Mrs A and her family, current experience | Jamaica
Mrs A and her family, current experience | Jamaica
23 Feb 2022
← All countriesMrs Audrey’s unwillingness to visit the community health centre may prompt her daughter to reach out to Mrs Audrey’s General Practitioner (GP) located at the community health centre or family doctor working on the day of visit/contact. These healthcare professionals are likely from the same community and would be the preferred choice due to familiarity and trust developed over the years. This outreach may be done secretly due to the strained relationship between Mrs Audrey and her daughter, along with her overall unwillingness to explore her symptoms. In this regard, the GP, who is likely not trained in dementia diagnosis, care or management, would make a house visit to assess Mrs Audrey’s condition under the disguise of a regular doctor’s visit. The GP’s lack of training may result in either no diagnosis, a misdiagnosis, or being told that her symptoms were a normal part of ageing. As a result, Mrs Audrey’s dementia-related symptoms will be left untreated, with her most likely supports being her husband, GP, and daughter. To note, given the resource constraints of public healthcare settings in Jamaica, home visits, though possible, will be infrequent and dependent on the community health centre’s resources including available doctors and/or nurses and the severity of Mrs Audrey’s condition.
Given the family’s fear of stigma, it is unlikely that general community assistance, which is common in rural communities, will be sought. However, should assistance be sought, it will likely be neighbours surveying Mrs Audrey to ensure her safety. For example, should she be wandering, a neighbour will alert either the family member or another community member to return Mrs Audrey to the home.
Addressing Mrs Audrey’s condition will undoubtedly result in changes to the family arrangement. Though Mrs Audrey will remain in the home with her husband, significant support will come from her daughter, who may on average spend 4-6 hours per day (CaPRI, 2018) caring for her mother in addition to caring for herself and her children. Mrs Audrey’s husband will likely provide companionship and moral support. However, changes in Mrs Audrey’s behaviour and memory decline may cause friction between her and her husband, forcing them to change their living arrangement. For example, Mrs Audrey’s husband may opt to sleep elsewhere in the house.
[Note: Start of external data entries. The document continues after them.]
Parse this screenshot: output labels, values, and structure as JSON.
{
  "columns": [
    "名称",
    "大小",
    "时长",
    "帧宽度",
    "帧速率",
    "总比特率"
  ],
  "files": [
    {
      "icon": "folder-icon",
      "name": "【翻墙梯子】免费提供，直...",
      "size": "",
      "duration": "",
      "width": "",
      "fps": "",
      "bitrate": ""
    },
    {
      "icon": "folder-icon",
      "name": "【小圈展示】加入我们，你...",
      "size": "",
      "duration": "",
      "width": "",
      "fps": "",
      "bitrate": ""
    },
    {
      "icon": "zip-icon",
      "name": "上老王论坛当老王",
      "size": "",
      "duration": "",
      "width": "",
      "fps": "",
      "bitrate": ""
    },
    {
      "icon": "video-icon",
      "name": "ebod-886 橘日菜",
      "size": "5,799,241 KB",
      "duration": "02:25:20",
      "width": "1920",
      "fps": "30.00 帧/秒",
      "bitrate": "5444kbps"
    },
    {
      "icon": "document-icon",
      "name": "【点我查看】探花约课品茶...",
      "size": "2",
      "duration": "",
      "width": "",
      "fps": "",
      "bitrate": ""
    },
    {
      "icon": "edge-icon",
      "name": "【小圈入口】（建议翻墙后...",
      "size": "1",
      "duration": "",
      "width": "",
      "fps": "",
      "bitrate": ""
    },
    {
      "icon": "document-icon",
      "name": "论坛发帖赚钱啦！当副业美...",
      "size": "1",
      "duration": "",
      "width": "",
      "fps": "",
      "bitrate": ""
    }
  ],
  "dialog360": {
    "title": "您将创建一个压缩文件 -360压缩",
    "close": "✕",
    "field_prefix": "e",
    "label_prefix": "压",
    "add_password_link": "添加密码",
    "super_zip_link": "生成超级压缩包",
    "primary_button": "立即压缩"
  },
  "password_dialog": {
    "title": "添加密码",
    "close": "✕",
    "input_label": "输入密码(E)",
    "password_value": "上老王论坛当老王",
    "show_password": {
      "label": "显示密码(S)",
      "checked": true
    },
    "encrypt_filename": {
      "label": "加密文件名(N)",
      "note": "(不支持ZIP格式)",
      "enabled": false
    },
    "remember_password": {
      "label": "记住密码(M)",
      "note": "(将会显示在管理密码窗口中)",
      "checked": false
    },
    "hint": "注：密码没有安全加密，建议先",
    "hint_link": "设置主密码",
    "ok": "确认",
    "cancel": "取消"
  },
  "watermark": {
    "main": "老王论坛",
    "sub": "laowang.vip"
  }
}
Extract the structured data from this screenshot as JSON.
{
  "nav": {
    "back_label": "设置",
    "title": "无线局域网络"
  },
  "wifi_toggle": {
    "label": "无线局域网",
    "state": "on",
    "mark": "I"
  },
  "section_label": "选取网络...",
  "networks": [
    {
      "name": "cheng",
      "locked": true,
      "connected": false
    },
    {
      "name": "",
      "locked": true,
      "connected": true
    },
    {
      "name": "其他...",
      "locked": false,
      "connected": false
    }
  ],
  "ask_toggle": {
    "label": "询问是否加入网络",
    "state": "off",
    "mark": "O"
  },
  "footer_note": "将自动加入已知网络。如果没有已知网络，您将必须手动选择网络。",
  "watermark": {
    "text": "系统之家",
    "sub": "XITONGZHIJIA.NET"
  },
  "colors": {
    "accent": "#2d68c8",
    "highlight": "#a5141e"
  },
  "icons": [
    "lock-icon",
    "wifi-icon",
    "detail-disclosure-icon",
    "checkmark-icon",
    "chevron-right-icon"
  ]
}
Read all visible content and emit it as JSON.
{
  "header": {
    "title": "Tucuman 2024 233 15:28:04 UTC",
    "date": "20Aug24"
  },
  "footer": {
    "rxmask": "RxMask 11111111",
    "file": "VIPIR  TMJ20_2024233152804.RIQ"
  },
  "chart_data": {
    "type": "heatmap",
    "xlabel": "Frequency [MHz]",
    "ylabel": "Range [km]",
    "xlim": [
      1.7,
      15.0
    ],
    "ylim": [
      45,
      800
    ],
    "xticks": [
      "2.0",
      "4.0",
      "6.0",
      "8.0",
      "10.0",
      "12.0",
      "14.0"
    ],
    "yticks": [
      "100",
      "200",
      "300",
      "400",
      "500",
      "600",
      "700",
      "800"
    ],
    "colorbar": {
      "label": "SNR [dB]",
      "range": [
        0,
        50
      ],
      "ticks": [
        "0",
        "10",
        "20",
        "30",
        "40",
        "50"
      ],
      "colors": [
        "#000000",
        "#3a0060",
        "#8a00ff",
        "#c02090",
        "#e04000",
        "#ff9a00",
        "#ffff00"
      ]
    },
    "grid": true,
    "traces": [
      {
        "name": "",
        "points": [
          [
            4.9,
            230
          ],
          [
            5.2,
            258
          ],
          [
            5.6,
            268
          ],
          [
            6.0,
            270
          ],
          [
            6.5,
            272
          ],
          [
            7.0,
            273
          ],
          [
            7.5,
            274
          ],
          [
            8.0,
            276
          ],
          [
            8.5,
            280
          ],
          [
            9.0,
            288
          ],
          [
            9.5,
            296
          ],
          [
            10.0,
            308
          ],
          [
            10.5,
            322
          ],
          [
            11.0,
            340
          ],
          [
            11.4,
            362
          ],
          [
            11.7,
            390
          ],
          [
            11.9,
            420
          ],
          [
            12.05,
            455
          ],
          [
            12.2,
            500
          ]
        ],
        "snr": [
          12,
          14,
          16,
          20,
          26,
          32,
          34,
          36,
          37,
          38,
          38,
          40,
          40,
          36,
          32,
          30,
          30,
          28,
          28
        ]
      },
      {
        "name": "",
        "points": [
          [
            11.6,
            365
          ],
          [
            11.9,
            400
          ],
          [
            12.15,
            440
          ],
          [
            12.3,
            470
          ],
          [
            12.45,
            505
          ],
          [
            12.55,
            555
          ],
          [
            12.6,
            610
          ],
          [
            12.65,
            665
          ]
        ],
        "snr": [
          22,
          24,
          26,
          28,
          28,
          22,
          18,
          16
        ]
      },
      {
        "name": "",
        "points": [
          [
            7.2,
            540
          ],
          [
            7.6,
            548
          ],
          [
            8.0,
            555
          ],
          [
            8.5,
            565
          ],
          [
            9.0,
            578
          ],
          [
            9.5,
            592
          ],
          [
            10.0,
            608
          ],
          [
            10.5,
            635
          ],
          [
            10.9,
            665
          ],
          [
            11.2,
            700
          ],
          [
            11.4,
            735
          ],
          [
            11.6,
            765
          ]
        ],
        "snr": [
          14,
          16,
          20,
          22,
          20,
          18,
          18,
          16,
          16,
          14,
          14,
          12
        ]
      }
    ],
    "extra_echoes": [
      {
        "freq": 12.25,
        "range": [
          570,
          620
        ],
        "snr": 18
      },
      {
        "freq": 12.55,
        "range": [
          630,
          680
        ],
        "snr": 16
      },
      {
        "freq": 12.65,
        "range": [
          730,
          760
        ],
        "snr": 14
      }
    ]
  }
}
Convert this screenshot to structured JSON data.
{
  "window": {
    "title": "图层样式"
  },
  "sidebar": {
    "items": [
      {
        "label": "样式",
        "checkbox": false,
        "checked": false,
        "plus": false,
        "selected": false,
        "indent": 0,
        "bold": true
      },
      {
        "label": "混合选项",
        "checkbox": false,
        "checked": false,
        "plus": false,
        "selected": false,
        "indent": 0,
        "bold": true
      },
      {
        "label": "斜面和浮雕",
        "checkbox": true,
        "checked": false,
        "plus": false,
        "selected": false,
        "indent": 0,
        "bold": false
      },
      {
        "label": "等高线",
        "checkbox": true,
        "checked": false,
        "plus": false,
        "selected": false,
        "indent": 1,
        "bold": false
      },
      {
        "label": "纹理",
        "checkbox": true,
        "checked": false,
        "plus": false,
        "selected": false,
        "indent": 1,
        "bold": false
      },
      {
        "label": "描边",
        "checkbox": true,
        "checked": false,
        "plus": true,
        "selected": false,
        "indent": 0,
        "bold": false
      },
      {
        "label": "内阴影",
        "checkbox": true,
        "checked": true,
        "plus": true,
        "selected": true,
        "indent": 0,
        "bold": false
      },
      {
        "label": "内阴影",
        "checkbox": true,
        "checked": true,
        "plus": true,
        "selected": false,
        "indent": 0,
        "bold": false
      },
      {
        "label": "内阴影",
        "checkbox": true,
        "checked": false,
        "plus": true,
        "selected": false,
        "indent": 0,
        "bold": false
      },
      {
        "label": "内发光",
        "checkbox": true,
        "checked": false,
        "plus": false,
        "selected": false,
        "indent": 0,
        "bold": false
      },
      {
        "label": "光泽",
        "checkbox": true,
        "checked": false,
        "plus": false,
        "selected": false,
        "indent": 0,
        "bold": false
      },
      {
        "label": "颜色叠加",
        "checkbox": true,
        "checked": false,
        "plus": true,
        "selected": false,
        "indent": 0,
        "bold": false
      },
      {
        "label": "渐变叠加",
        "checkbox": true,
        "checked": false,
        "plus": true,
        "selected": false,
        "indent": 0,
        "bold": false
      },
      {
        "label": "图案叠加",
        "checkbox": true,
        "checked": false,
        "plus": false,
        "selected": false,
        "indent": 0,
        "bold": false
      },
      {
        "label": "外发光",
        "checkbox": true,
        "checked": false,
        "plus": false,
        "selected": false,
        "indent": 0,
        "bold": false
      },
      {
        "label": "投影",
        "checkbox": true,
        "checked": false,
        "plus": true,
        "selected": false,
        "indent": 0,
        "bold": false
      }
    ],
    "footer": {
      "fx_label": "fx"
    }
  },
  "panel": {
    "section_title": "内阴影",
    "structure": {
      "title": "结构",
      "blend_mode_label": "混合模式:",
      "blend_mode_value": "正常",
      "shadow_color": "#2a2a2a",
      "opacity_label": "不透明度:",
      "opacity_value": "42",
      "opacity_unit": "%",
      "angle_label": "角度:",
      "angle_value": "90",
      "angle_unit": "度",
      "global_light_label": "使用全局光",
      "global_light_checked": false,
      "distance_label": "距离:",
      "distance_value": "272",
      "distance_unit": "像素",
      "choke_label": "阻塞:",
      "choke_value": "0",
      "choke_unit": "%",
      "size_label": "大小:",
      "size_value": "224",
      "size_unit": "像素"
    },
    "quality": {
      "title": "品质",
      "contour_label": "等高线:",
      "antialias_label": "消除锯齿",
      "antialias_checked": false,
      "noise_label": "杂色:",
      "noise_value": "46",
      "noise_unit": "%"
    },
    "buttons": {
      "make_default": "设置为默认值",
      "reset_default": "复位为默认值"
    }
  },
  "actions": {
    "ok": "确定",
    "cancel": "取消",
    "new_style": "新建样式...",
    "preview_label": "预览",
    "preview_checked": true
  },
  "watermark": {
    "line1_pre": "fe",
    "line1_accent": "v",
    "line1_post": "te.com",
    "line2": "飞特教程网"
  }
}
Support from Mrs Audrey’s daughter will include arranging her doctor’s visits, maintaining the home, grooming and keeping her mother mentally and physically active. This arrangement is consistent with the global and the local landscape, in that traditional gender roles reflect females being caregivers. Additionally, Mrs Audrey’s husband may be ill-equipped to manage her symptoms due to his lack of dementia awareness or declining physical ability. Additionally, the daughter’s constant travelling may become a financial burden, despite living nearby, and will take time away from her immediate family. Extended family presence is common within rural communities, as such; there is a possibility that a close family member may be entrusted with Mrs Audrey’s care. This family member is likely to identify as female, is unemployed or informally employed and have experience caring for older relatives. The choice of the family member(s) will be decided by Mrs Audrey’s daughter and husband, who will be the primary family unpaid carers. Keeping caregiving within the family will also help avoid stigma, which is reasonable, considering the lack of awareness of dementia in rural communities. Additionally, compensation is likely to be below minimum wage, as this is customary given the nature of the role and location within a rural community where job opportunities are less compared to urban communities. The daughter is likely to cover the cost of the carer as she is currently in the workforce. However, this is likely to result in rejiggering of her current household budget, and thus becoming a financial burden. As a result, the informal caregiver is likely to have delayed payments.
Alternatively, the daughter may relocate Mrs Audrey to her home if Mrs Audrey’s husband cannot care for her. Unfortunately, Mrs Audrey’s daughter may become overburdened emotionally, financially and mentally as she attempts to meet the needs of her children and her mother. Furthermore, family members may need to share living quarters to accommodate Mrs Audrey which may lead to tension in the home.
Support and advice for Mrs Audrey’s daughter would likely come from their social network, based on observations the social network has made regarding Mrs Audrey, such as behaviour changes. This social network will likely include close friends, family members, trusted co-workers, and community group members. However, the daughter is likely to become withdrawn, which will lead to a reduced social network. Out of feelings of shame, she will likely speak about her mother’s condition to only a trusted few within her network. Recommendations for free and accessible support from this network will likely include community groups (e.g. churches), the GP or the community health centre. Additionally, Community Health Aides (CHA), located in each parish and often have a relationship with families in rural communities, may also be a source of support. Specifically, CHAs, may become aware of Mrs Audrey’s condition through referral from the local community health centre. Their support will come in the form of home visits to Mrs Audrey to educate her and the family on healthy lifestyle choices, however, due to lack of dementia training among HCPs, in general, education is likely not dementia specific.